Au delà de ce qui est évident - une jeune femme résiste sans conviction à la pression amoureuse de son galant - l’œil découvre amusé cette scène qui ne manque pas de panache - ni d’ambiguïté - et où tout est fait pour déranger. Le Verrou est l’un des plus beaux tableaux de l’histoire de la peinture, et aussi l’un des plus étonnants. Par son érotisme presque avoué, mais aussi son mystère, cet instantané suscite plus de questions qu'il n'en résout.

Le geste de l’héroïne est-il pudeur ou abandon ? Fait-elle semblant d’être effarouchée ? Hésite-t-elle ou bien sait-elle exactement où elle veut en venir ? Pourquoi le lit est-il en désordre si nous n’en sommes qu’aux prémices ? Un premier rapprochement n’aurait-il pas déjà été consommé ? La scène est-elle réaliste ou bien, plus insolite qu’il n’y paraît, ne serait-elle pas le symbole de notre propre abysse, celle que le peintre veut nous forcer à regarder ?

Suivons la diagonale du désir qui, comme une ligne de force, part de la table basse, traverse le lit, croise les plis du baldaquin, sépare l’ombre de la lumière, souligne l’attitude du personnage en caleçon. Tout concourt à faire glisser notre regard de bas en haut et de gauche à droite, selon les bonnes règles cent fois vérifiées de la composition. Le lit, avec son rideau rouge et ample, occupe plus de la moitié de la surface du tableau.  Il incite le spectateur à privilégier la scène principale, qui se trouve d'ailleurs être la partie éclairée, sur la droite. L’homme enlace la femme, mais il est essentiellement occupé à fermer le verrou puisque sa main semble le pousser. Soulignant son pouvoir, le geste donne de la force à l'étreinte, et ce d'autant plus que son bras droit forme avec la jambe droite de sa victime consentante une diagonale secondaire. Il est difficile de croire que la jeune femme est en train de défendre sa virginité contre un importun sinon sa robe serait blanche et l’homme serait, par contraste, dans une tenue colorée.

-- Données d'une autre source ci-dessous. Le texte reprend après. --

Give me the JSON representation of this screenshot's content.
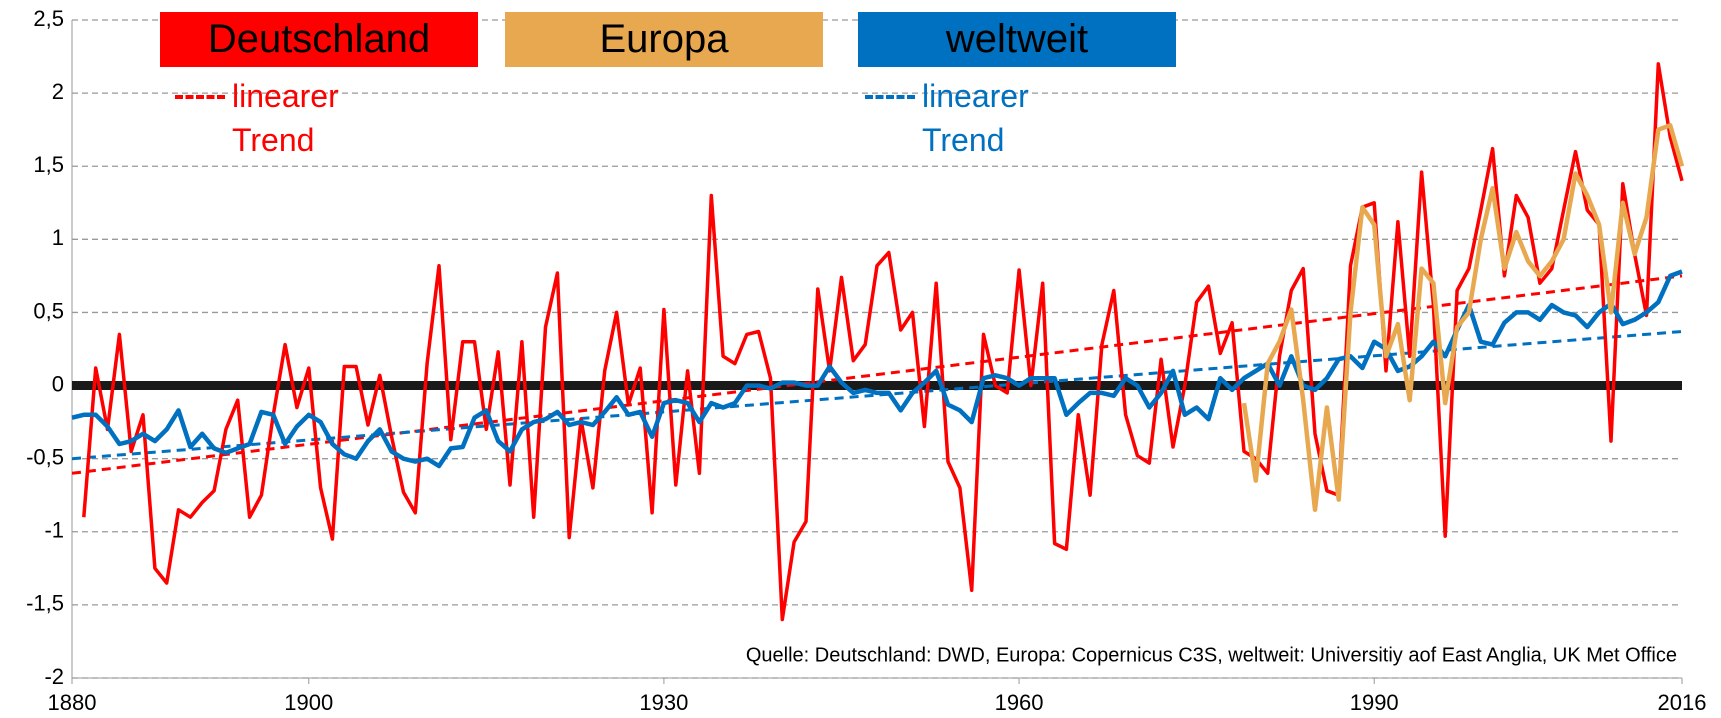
{
  "chart_data": {
    "type": "line",
    "annotation": "Quelle: Deutschland: DWD, Europa: Copernicus C3S, weltweit: Universitiy aof East Anglia, UK Met Office",
    "x": [
      1880,
      1881,
      1882,
      1883,
      1884,
      1885,
      1886,
      1887,
      1888,
      1889,
      1890,
      1891,
      1892,
      1893,
      1894,
      1895,
      1896,
      1897,
      1898,
      1899,
      1900,
      1901,
      1902,
      1903,
      1904,
      1905,
      1906,
      1907,
      1908,
      1909,
      1910,
      1911,
      1912,
      1913,
      1914,
      1915,
      1916,
      1917,
      1918,
      1919,
      1920,
      1921,
      1922,
      1923,
      1924,
      1925,
      1926,
      1927,
      1928,
      1929,
      1930,
      1931,
      1932,
      1933,
      1934,
      1935,
      1936,
      1937,
      1938,
      1939,
      1940,
      1941,
      1942,
      1943,
      1944,
      1945,
      1946,
      1947,
      1948,
      1949,
      1950,
      1951,
      1952,
      1953,
      1954,
      1955,
      1956,
      1957,
      1958,
      1959,
      1960,
      1961,
      1962,
      1963,
      1964,
      1965,
      1966,
      1967,
      1968,
      1969,
      1970,
      1971,
      1972,
      1973,
      1974,
      1975,
      1976,
      1977,
      1978,
      1979,
      1980,
      1981,
      1982,
      1983,
      1984,
      1985,
      1986,
      1987,
      1988,
      1989,
      1990,
      1991,
      1992,
      1993,
      1994,
      1995,
      1996,
      1997,
      1998,
      1999,
      2000,
      2001,
      2002,
      2003,
      2004,
      2005,
      2006,
      2007,
      2008,
      2009,
      2010,
      2011,
      2012,
      2013,
      2014,
      2015,
      2016
    ],
    "series": [
      {
        "name": "Deutschland",
        "color": "#ff0000",
        "values": [
          null,
          -0.9,
          0.12,
          -0.3,
          0.35,
          -0.45,
          -0.2,
          -1.25,
          -1.35,
          -0.85,
          -0.9,
          -0.8,
          -0.72,
          -0.3,
          -0.1,
          -0.9,
          -0.75,
          -0.2,
          0.28,
          -0.15,
          0.12,
          -0.7,
          -1.05,
          0.13,
          0.13,
          -0.27,
          0.07,
          -0.35,
          -0.73,
          -0.87,
          0.15,
          0.82,
          -0.37,
          0.3,
          0.3,
          -0.3,
          0.23,
          -0.68,
          0.3,
          -0.9,
          0.4,
          0.77,
          -1.04,
          -0.23,
          -0.7,
          0.1,
          0.5,
          -0.13,
          0.12,
          -0.87,
          0.52,
          -0.68,
          0.1,
          -0.6,
          1.3,
          0.2,
          0.15,
          0.35,
          0.37,
          0.05,
          -1.6,
          -1.07,
          -0.93,
          0.66,
          0.1,
          0.74,
          0.17,
          0.28,
          0.82,
          0.91,
          0.38,
          0.5,
          -0.28,
          0.7,
          -0.52,
          -0.7,
          -1.4,
          0.35,
          0.0,
          -0.05,
          0.79,
          0.0,
          0.7,
          -1.08,
          -1.12,
          -0.2,
          -0.75,
          0.28,
          0.65,
          -0.2,
          -0.48,
          -0.53,
          0.18,
          -0.42,
          0.0,
          0.57,
          0.68,
          0.22,
          0.43,
          -0.45,
          -0.5,
          -0.6,
          0.2,
          0.65,
          0.8,
          -0.33,
          -0.72,
          -0.75,
          0.82,
          1.22,
          1.25,
          0.1,
          1.12,
          0.2,
          1.46,
          0.55,
          -1.03,
          0.65,
          0.8,
          1.2,
          1.62,
          0.75,
          1.3,
          1.15,
          0.7,
          0.8,
          1.2,
          1.6,
          1.2,
          1.1,
          -0.38,
          1.38,
          0.9,
          0.48,
          2.2,
          1.7,
          1.4
        ]
      },
      {
        "name": "Europa",
        "color": "#e8a850",
        "values": [
          null,
          null,
          null,
          null,
          null,
          null,
          null,
          null,
          null,
          null,
          null,
          null,
          null,
          null,
          null,
          null,
          null,
          null,
          null,
          null,
          null,
          null,
          null,
          null,
          null,
          null,
          null,
          null,
          null,
          null,
          null,
          null,
          null,
          null,
          null,
          null,
          null,
          null,
          null,
          null,
          null,
          null,
          null,
          null,
          null,
          null,
          null,
          null,
          null,
          null,
          null,
          null,
          null,
          null,
          null,
          null,
          null,
          null,
          null,
          null,
          null,
          null,
          null,
          null,
          null,
          null,
          null,
          null,
          null,
          null,
          null,
          null,
          null,
          null,
          null,
          null,
          null,
          null,
          null,
          null,
          null,
          null,
          null,
          null,
          null,
          null,
          null,
          null,
          null,
          null,
          null,
          null,
          null,
          null,
          null,
          null,
          null,
          null,
          null,
          -0.12,
          -0.65,
          0.15,
          0.3,
          0.52,
          -0.1,
          -0.85,
          -0.15,
          -0.78,
          0.5,
          1.22,
          1.1,
          0.2,
          0.42,
          -0.1,
          0.8,
          0.7,
          -0.12,
          0.4,
          0.5,
          1.0,
          1.35,
          0.8,
          1.05,
          0.85,
          0.75,
          0.85,
          1.0,
          1.45,
          1.3,
          1.1,
          0.5,
          1.25,
          0.9,
          1.15,
          1.75,
          1.78,
          1.5
        ]
      },
      {
        "name": "weltweit",
        "color": "#0070c0",
        "values": [
          -0.22,
          -0.2,
          -0.2,
          -0.28,
          -0.4,
          -0.38,
          -0.33,
          -0.38,
          -0.3,
          -0.17,
          -0.42,
          -0.33,
          -0.43,
          -0.46,
          -0.43,
          -0.4,
          -0.18,
          -0.2,
          -0.4,
          -0.28,
          -0.2,
          -0.25,
          -0.4,
          -0.47,
          -0.5,
          -0.38,
          -0.3,
          -0.45,
          -0.5,
          -0.52,
          -0.5,
          -0.55,
          -0.43,
          -0.42,
          -0.22,
          -0.17,
          -0.38,
          -0.45,
          -0.3,
          -0.25,
          -0.23,
          -0.18,
          -0.27,
          -0.25,
          -0.27,
          -0.18,
          -0.08,
          -0.2,
          -0.18,
          -0.35,
          -0.12,
          -0.1,
          -0.12,
          -0.25,
          -0.12,
          -0.15,
          -0.12,
          0.0,
          0.0,
          -0.02,
          0.02,
          0.02,
          0.0,
          0.0,
          0.13,
          0.02,
          -0.05,
          -0.03,
          -0.05,
          -0.05,
          -0.17,
          -0.05,
          0.02,
          0.1,
          -0.13,
          -0.17,
          -0.25,
          0.05,
          0.07,
          0.05,
          0.0,
          0.05,
          0.05,
          0.05,
          -0.2,
          -0.12,
          -0.05,
          -0.05,
          -0.07,
          0.05,
          0.0,
          -0.15,
          -0.05,
          0.1,
          -0.2,
          -0.15,
          -0.23,
          0.05,
          -0.03,
          0.05,
          0.1,
          0.15,
          0.0,
          0.2,
          0.0,
          -0.03,
          0.05,
          0.18,
          0.2,
          0.12,
          0.3,
          0.25,
          0.1,
          0.13,
          0.2,
          0.3,
          0.2,
          0.38,
          0.55,
          0.3,
          0.28,
          0.43,
          0.5,
          0.5,
          0.45,
          0.55,
          0.5,
          0.48,
          0.4,
          0.5,
          0.56,
          0.42,
          0.45,
          0.5,
          0.57,
          0.75,
          0.78
        ]
      }
    ],
    "trends": [
      {
        "name": "linearer Trend",
        "color": "#ff0000",
        "x": [
          1880,
          2016
        ],
        "values": [
          -0.6,
          0.75
        ]
      },
      {
        "name": "linearer Trend",
        "color": "#0070c0",
        "x": [
          1880,
          2016
        ],
        "values": [
          -0.5,
          0.37
        ]
      }
    ],
    "xlim": [
      1880,
      2016
    ],
    "xticks": [
      1880,
      1900,
      1930,
      1960,
      1990,
      2016
    ],
    "ylim": [
      -2,
      2.5
    ],
    "yticks": [
      {
        "value": -2,
        "label": "-2"
      },
      {
        "value": -1.5,
        "label": "-1,5"
      },
      {
        "value": -1,
        "label": "-1"
      },
      {
        "value": -0.5,
        "label": "-0,5"
      },
      0,
      {
        "value": 0.5,
        "label": "0,5"
      },
      1,
      {
        "value": 1.5,
        "label": "1,5"
      },
      2,
      {
        "value": 2.5,
        "label": "2,5"
      }
    ],
    "grid": true,
    "zero_line": true
  }
}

Ce « vers où ? » fait de nous des voyeurs, des complices, des spectateurs amusés, interdits, à tous les sens du  mot : le personnage masculin veut absolument fermer la porte et pourtant nous sommes bel et bien dans la chambre avec lui, comme en témoigne une série de détails éclatés et qui nous représentent. On distingue nettement un sexe masculin dans les replis de la robe et un sexe féminin sur le bord droit du drapé rouge. Au-dessus du sexe masculin : deux oreillers en forme de seins attendent la caresse qui les aidera à sortir de l’ombre. Le coin du lit a la forme d'un genou, comme s’il y avait dans la pièce un troisième personnage. Sans trop se forcer on peut voir à gauche un fessier rebondi et rouge. L'ensemble peut donc se lire aussi bien de droite à gauche : avant la consommation à droite, après la consommation à gauche. et cette direction n'est pas innocente puisqu'elle va à l'encontre de la tendance naturelle de l'œil humain. Dans la mesure où l'image du désir patent nous mène à celle du désir souterrain on peut se demander si le tableau n'évoque pas des pensées de viol.

La pomme sur la table n’est pas là par hasard. Elle symbolise le péché et transforme discrètement cette scène érotique en un tableau religieux, en tout cas moralisateur. Ceci est d’autant plus cocasse que l'œuvre avait été commandée par le marquis de Véri, l’un des grands collectionneurs de l’époque, pour faire pendant à L’Adoration des bergers du même Fragonard, qu’il possédait également. En tout cas il suffit de le regarder patiemment pour que le tableau soit explicite : ce geste de fermer le verrou ouvre la scène vers l’infini de la passion.